Twin Peaks isn’t the only modern TV series that tips its hat to North by Northwest. Also set at the height of the Cold War, Mad Men imagines another kind of Roger Thornhill in Don Draper. Like Thornhill, Draper is a Madison Avenue advertising exec. Like Dougie, however, or George Kaplan, records on his early life wouldn’t show up much. For as the show slowly reveals, Draper too is a man without a past: a man-in-a-suit persona created by a returning Korean war veteran eager to turn over a new page.

Mad Men (2007-15)

This confusion of identities is compounded by the fact that in Mad Men it’s Draper’s charming colleague and drinking partner who’s called Roger. Yet it’s Don who’s channelling Cary Grant – and reanimating Roger Thornhill. Suave, crisply dressed, and with sleek, Brylcreemed hair, Draper nonetheless slowly loses his grip on the glamorous Manhattan existence he’s manufactured for himself, travelling south-southwest to California to confront the past behind his slipping face-mask.

Mad Men’s creators made this debt explicit in the show’s penultimate episode, in which we see Draper sitting on a bus-stop bench on a deserted road that stretches away to its vanishing point, mimicking the set-up for the legendary cropduster attack in North by Northwest.

Mad Men (2007-15)
North by Northwest (1959)

A less acknowledged influence on the show is Michelangelo Antonioni’s The Passenger (1975), from which it borrows the idea of a rootless protagonist swapping ID with a dead man and stepping into a new life. But this road too arguably leads back to North by Northwest, with Antonioni toying with Hitchcockian ideas for his own film about how easy it is for one persona to get swallowed up by another.

The Passenger (1975)

If his Blowup (1966) is an arthouse refraction of Hitchcock’s voyeurism thriller Rear Window (1954), then The Passenger could be seen as an attempt to remake and remodel North by Northwest, complete with smuggling, slipped identities and landmark locations. (If this seems a stretch, remember that Antonioni’s 1970 student unrest movie Zabriskie Point also contains a direct homage to the cropduster scene.)

North by Northwest’s most immediate influence, meanwhile, was felt in the arrival on screen three years after its release of another unflappably debonair but also strangely pastless hero: James Bond. It’s no secret that the Bond producers originally approached Cary Grant to play Ian Fleming’s spy (a role he turned down), but Hitchcock’s film provided the blueprint for the series in many other ways too, from the dynamic graphics of the title sequence to the exhilarating, string-of-set-pieces structure. Of the early Bond films, 1963’s From Russia with Love, with its long, central sequence set on a train and overhead helicopter attack, feels especially like a chip off the old block.

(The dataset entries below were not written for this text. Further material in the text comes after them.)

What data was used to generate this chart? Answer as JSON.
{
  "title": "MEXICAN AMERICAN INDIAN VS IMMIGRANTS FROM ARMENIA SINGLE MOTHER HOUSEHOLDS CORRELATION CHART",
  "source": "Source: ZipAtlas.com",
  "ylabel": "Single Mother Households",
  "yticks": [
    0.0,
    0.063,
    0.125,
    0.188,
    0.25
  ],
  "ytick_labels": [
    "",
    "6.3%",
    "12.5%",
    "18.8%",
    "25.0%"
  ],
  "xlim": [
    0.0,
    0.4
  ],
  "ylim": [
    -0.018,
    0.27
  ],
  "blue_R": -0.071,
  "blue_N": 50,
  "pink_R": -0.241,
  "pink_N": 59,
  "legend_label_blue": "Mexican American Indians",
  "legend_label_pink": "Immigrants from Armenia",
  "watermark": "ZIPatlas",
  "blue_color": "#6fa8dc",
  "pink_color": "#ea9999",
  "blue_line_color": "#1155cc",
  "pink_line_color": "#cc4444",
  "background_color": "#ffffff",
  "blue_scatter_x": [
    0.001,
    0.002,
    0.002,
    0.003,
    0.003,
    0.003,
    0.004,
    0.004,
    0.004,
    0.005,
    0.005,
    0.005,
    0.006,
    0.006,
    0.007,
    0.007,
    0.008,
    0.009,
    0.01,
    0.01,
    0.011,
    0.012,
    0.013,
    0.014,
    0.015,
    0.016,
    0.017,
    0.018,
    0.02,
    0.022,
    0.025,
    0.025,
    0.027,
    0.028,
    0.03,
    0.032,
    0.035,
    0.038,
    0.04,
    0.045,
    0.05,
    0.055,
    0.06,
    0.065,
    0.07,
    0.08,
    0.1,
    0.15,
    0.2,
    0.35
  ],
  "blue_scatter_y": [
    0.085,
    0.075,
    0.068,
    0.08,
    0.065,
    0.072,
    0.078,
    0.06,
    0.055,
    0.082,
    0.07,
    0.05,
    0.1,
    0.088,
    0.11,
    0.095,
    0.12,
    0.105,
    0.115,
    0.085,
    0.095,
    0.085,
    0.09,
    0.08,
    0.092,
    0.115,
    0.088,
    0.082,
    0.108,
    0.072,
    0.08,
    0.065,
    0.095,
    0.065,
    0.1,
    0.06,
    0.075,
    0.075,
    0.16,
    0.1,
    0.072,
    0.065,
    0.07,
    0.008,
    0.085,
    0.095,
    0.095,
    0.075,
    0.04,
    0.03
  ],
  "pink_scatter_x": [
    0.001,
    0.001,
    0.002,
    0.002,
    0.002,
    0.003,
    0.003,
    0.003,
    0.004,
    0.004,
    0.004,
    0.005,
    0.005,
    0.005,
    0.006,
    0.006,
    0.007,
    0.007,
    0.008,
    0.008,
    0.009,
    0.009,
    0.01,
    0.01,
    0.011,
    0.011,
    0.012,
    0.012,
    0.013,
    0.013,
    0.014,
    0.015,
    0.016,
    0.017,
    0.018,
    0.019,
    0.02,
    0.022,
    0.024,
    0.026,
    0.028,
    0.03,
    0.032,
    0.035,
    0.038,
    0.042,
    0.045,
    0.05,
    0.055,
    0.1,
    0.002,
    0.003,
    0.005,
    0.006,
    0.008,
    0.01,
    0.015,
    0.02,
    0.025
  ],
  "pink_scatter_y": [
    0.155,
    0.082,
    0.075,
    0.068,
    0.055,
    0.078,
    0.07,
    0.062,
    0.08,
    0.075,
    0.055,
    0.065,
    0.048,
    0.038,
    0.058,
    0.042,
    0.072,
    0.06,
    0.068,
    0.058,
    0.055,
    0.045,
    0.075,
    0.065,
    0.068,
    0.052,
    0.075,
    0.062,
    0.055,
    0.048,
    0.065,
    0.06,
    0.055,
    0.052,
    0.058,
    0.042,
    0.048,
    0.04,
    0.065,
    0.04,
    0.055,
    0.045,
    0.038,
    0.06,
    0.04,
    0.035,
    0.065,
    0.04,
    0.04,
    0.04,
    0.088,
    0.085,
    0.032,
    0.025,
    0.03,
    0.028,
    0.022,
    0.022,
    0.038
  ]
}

“Has anyone ever told you that you overplay your various roles rather severely, Mr Kaplan?” asks North by Northwest’s villain Vandamm of our beleaguered hero. Shakespeare reckoned that one man in his time plays many parts, so is it too fanciful to suggest that Thornhill will also get to be Bond, Draper and Dougie/Dale? They all contain his DNA. Maybe Byrne and Bourne do too. They’re men with an ‘O’ where their past should be, armoured in their indestructible suits as the world around them goes haywire. That’s a lot of DNA for your alphabet soup.